Yo, Adrian! We Did It!!
RETURN WITH ME NOW, my children, to those thrilling days of yesteryear when the Phillies visited the post season almost as dependably as the Eagles have these past few seasons. Between 1976 and 1983 baseball playoffs fell upon Philadephia like pennies from heaven and Phillies fans ran around with buckets on their heads storing up the coins for the long winters ahead.
We won it all in 1980 -- which was the year I realized that I could die a happy man. Providence had granted me something I was beginning to doubt I would ever live to see. A Phillies world championship. It was a gorilla on the back of every Philadelphia sports fan. And in a single pitch by Tug McGraw that gorilla became an organ grinder's monkey in a funny little hat. The wait, the weight, was gone. Like magic.
Magic. What else would you call this season? It started like Valley Forge, a shivering 4-11 April. And we who have suffered through so many Bataan Death March seasons nodded at each other. There was no need for words. Sucks, sucks. We have worn a groove in that road. We recognized it for the rut it was.
And yet in the heart of every Phillies fan there lives that Tinkerbell of hope that is every bit as powerful as that dead gorilla ever was. Phillies fans have more reason to be lifelong cynics than fans of any other major league baseball team. And yet we resist the obvious heart-preserving answer. To stop caring. We can't do it. It is not in our nature.

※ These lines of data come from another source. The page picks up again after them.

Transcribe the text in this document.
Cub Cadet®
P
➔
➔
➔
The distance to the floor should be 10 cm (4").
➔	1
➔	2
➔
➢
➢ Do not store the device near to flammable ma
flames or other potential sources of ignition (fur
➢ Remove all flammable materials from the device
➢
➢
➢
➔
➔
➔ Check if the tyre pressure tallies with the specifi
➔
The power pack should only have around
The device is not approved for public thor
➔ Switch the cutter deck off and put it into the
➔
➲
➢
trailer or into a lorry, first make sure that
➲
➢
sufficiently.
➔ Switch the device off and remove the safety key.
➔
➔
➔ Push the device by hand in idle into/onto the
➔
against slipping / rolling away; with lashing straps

I was a kid in 1964. It may seem like ancient history but ask your father or mother. From seven to 70 there wasn't an unbroken heart in Philadelphia. The Phillies led the league almost from opening day and in September they collapsed like the Mets just did.

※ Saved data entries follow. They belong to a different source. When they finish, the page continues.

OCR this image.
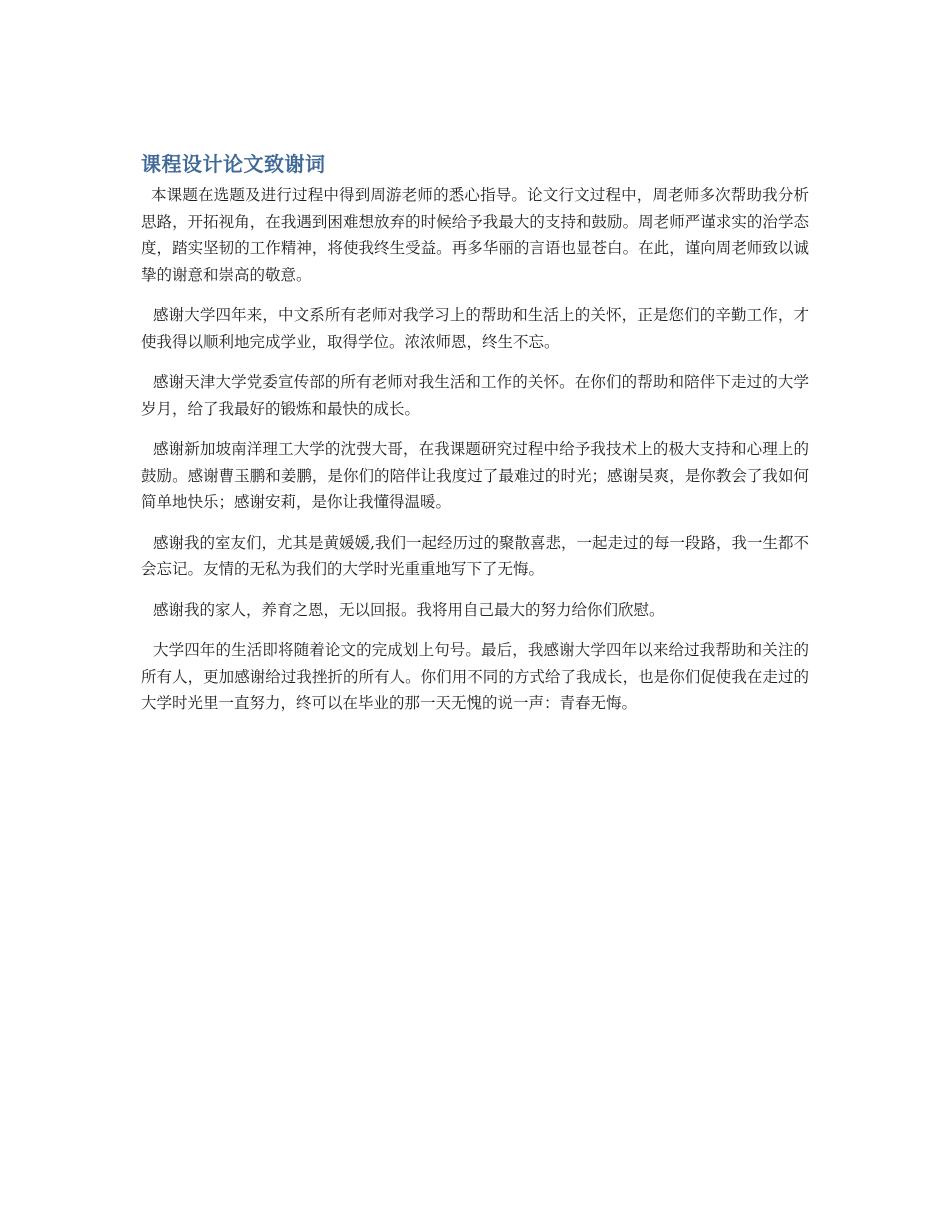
课程设计论文致谢词

本课题在选题及进行过程中得到周游老师的悉心指导。论文行文过程中，周老师多次帮助我分析思路，开拓视角，在我遇到困难想放弃的时候给予我最大的支持和鼓励。周老师严谨求实的治学态度，踏实坚韧的工作精神，将使我终生受益。再多华丽的言语也显苍白。在此，谨向周老师致以诚挚的谢意和崇高的敬意。

感谢大学四年来，中文系所有老师对我学习上的帮助和生活上的关怀，正是您们的辛勤工作，才使我得以顺利地完成学业，取得学位。浓浓师恩，终生不忘。

感谢天津大学党委宣传部的所有老师对我生活和工作的关怀。在你们的帮助和陪伴下走过的大学岁月，给了我最好的锻炼和最快的成长。

感谢新加坡南洋理工大学的沈弢大哥，在我课题研究过程中给予我技术上的极大支持和心理上的鼓励。感谢曹玉鹏和姜鹏，是你们的陪伴让我度过了最难过的时光；感谢吴爽，是你教会了我如何简单地快乐；感谢安莉，是你让我懂得温暖。

感谢我的室友们，尤其是黄媛媛,我们一起经历过的聚散喜悲，一起走过的每一段路，我一生都不会忘记。友情的无私为我们的大学时光重重地写下了无悔。

感谢我的家人，养育之恩，无以回报。我将用自己最大的努力给你们欣慰。

大学四年的生活即将随着论文的完成划上句号。最后，我感谢大学四年以来给过我帮助和关注的所有人，更加感谢给过我挫折的所有人。你们用不同的方式给了我成长，也是你们促使我在走过的大学时光里一直努力，终可以在毕业的那一天无愧的说一声：青春无悔。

We who lived through it will never forget it. Just the way we will never forget what Tug McGraw said at the victory parade ceremony at JFK Stadium in October 1980. "New York can take this championship and -- STICK IT!" The Phillies defeated the Kansas City Royals in the 1980 World Series, incidentally. But Tug spoke for Philadelphia. Can you imagine a Phillies-Yankees World Series? Call it payback.